Sunday, August 20, 2017

The Eclipse and Nat Turner


Well, tomorrow marks the big day. For weeks now, people have been talking about the solar eclipse. Its path has been mapped, folks have purchased special glasses for viewing it, and some organizations and companies are giving time off for their employees to watch the infrequent heavenly occurrence. I don't want to sound like a humbug, but personally I don't get all of the fuss. I suppose it that infrequent thing that grabs most people's attention. I doubt many people will take the eclipse's appearance as an omen or sign, but that was not the case 186 years ago.

Nat Turner grew up enslaved. He knew what it meant to work a hard day. He observed the injustice of slavery, the passionate rages of slave owners, and the physical and mental suffering of African Americans. Through this Nat learned how to read. He felt a spiritual calling and became a preacher. He saw signs in his daily work, and in the heavens, telling him to do something against the injustice.

On February 12, 1831, an eclipse occurred. The path of this eclipse ran across southeastern Virginia, where Nat Turner's Southampton County was located. Like tomorrow, people knew of the eclipse's arrival. Men, women, and children turned out in great numbers to watch the seeming phenomenon in places such as Richmond, Virginia. Well educated people understood that science predicted and explained the eclipse. Most people did not see it as foreboding doom and destruction. However, Nat Turner did.

For Nat Turner the eclipse was a sign for action. In his jailhouse confession given to attorney Thomas Gray, Turner explained "I had a vision - and I saw white spirits and black spirits engaged in battle, and the sun was darkened - the thunder rolled in the Heavens, and blood flowed in streams."

Turner had previous visions. As a young man he ran away for a time. Upon his return he explained that a vision told him to return to his earthly master. Later, he saw lights in the sky and had a vision of "blood on the corn, as though it was dew from heaven." He also saw messages in the leaves of the woods. Later he had a vision that he had been chosen to lead a fight where the "first shall be last and the last shall be first," and that he would receive a sign from the heavens telling him to start the work assigned to him.

That sign for Turner came in the form of the February 12, 1831 eclipse. He told those fellow slaves he felt he could trust that the time would arrive on the coming Fourth of July. Turner was ill when Independence Day rolled around. The rebellion was delayed. But an atmospheric occurrence on August 12, which turned the sky into a odd color, prompted Turner to see this as yet another sign to commence the job of overturning slavery. In the early hours of August 21, Turner and his followers started killing white men, women, and children on area farms and plantations.

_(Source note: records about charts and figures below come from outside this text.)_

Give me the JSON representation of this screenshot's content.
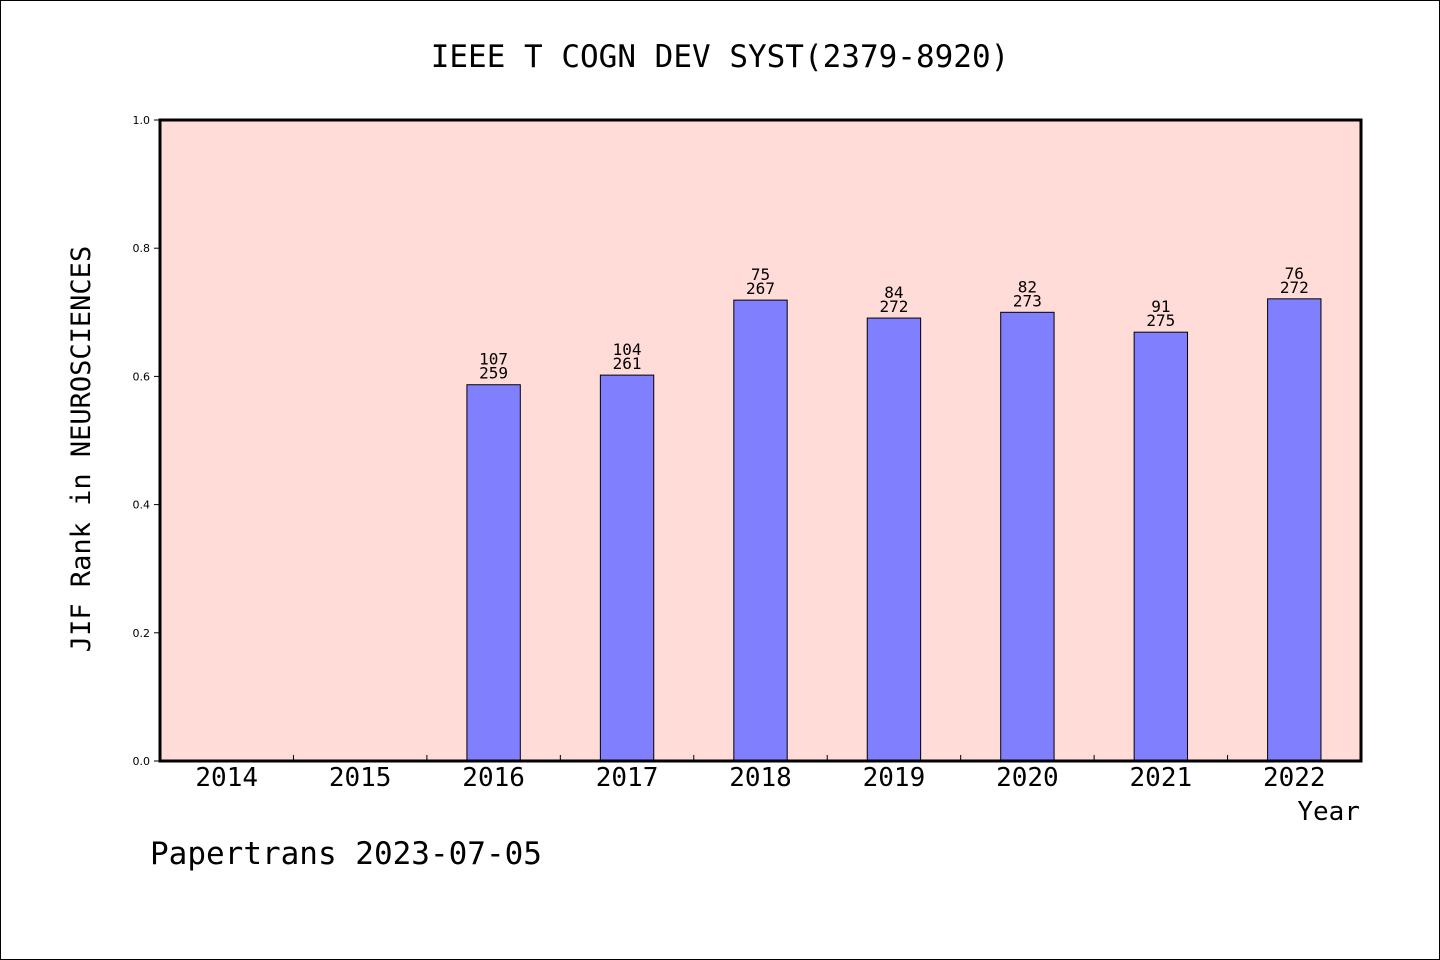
{
  "chart_data": {
    "type": "bar",
    "title": "IEEE T COGN DEV SYST(2379-8920)",
    "ylabel": "JIF Rank in NEUROSCIENCES",
    "xlabel": "Year",
    "categories": [
      "2014",
      "2015",
      "2016",
      "2017",
      "2018",
      "2019",
      "2020",
      "2021",
      "2022"
    ],
    "values": [
      null,
      null,
      0.587,
      0.602,
      0.719,
      0.691,
      0.7,
      0.669,
      0.721
    ],
    "rank": [
      null,
      null,
      "107",
      "104",
      "75",
      "84",
      "82",
      "91",
      "76"
    ],
    "total": [
      null,
      null,
      "259",
      "261",
      "267",
      "272",
      "273",
      "275",
      "272"
    ],
    "ylim": [
      0,
      1
    ],
    "yticks": [
      "0.0",
      "0.2",
      "0.4",
      "0.6",
      "0.8",
      "1.0"
    ],
    "grid": false,
    "colors": {
      "plot_background": "#ffdcd8",
      "bar_fill": "#8080ff",
      "bar_stroke": "#000000"
    }
  },
  "footer": {
    "text": "Papertrans 2023-07-05"
  }
}
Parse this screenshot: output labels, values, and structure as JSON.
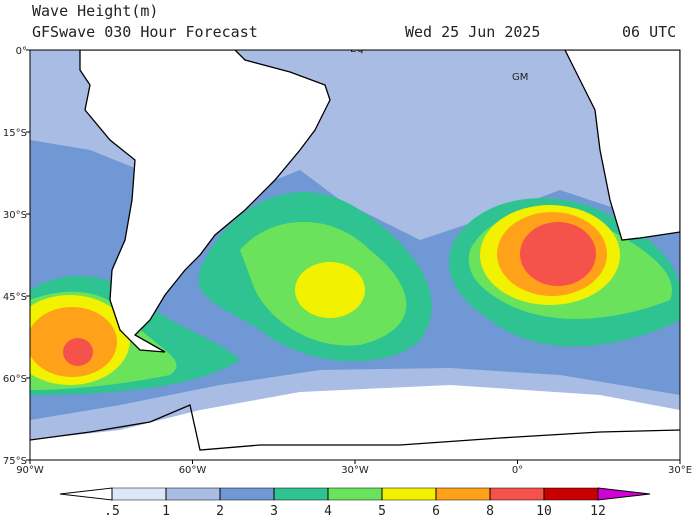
{
  "title": "Wave Height(m)",
  "subtitle": "GFSwave 030 Hour Forecast",
  "date": "Wed 25 Jun 2025",
  "time": "06 UTC",
  "map": {
    "xlim": [
      -90,
      30
    ],
    "ylim": [
      -75,
      0
    ],
    "xticks": [
      {
        "value": -90,
        "label": "90°W"
      },
      {
        "value": -60,
        "label": "60°W"
      },
      {
        "value": -30,
        "label": "30°W"
      },
      {
        "value": 0,
        "label": "0°"
      },
      {
        "value": 30,
        "label": "30°E"
      }
    ],
    "yticks": [
      {
        "value": 0,
        "label": "0°"
      },
      {
        "value": -15,
        "label": "15°S"
      },
      {
        "value": -30,
        "label": "30°S"
      },
      {
        "value": -45,
        "label": "45°S"
      },
      {
        "value": -60,
        "label": "60°S"
      },
      {
        "value": -75,
        "label": "75°S"
      }
    ],
    "annotations": [
      "EQ",
      "GM"
    ]
  },
  "colorbar": {
    "levels": [
      {
        "value": 0.5,
        "label": ".5"
      },
      1,
      2,
      3,
      4,
      5,
      6,
      8,
      10,
      12
    ],
    "colors": [
      "#ffffff",
      "#dce8f7",
      "#a9bce3",
      "#6f98d4",
      "#2fc391",
      "#6be25c",
      "#f2f200",
      "#ffa21a",
      "#f4524a",
      "#c80000",
      "#d200d2"
    ]
  }
}
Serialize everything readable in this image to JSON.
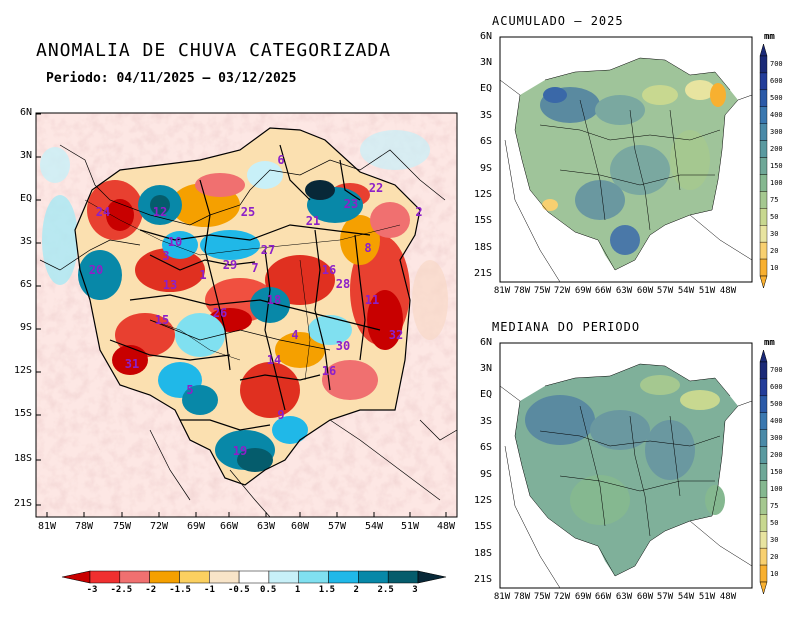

When it was all said and done about sixty whites were dead by the hands of Turner and his band.

White response was swift and decisive. Most of Turners followers were killed or captured by local men and militia troops, and although Turner escaped capture for about two months, he was apprehended by a local farmer named Benjamin Phipps. Turner was held in a Jerusalem (now Cortland) jail where he gave an account of his life and the events of the rebellion to Thomas Gray. After tired and being convicted, he met his death by hanging on November 11, 1831.

The Nat Turner rebellion put whites in the slave states on high alert. Their worst nightmares were realized. Virginia debated potential gradual emancipation in the wake of the affair, but decided instead to enact more stringent legislation directed at the enslaved as well as free people of color.

 Nat Turner's rebellion was yet another historical event that helped create and widen the split between the North and South over the issue of slavery and put the nation on the path toward civil war.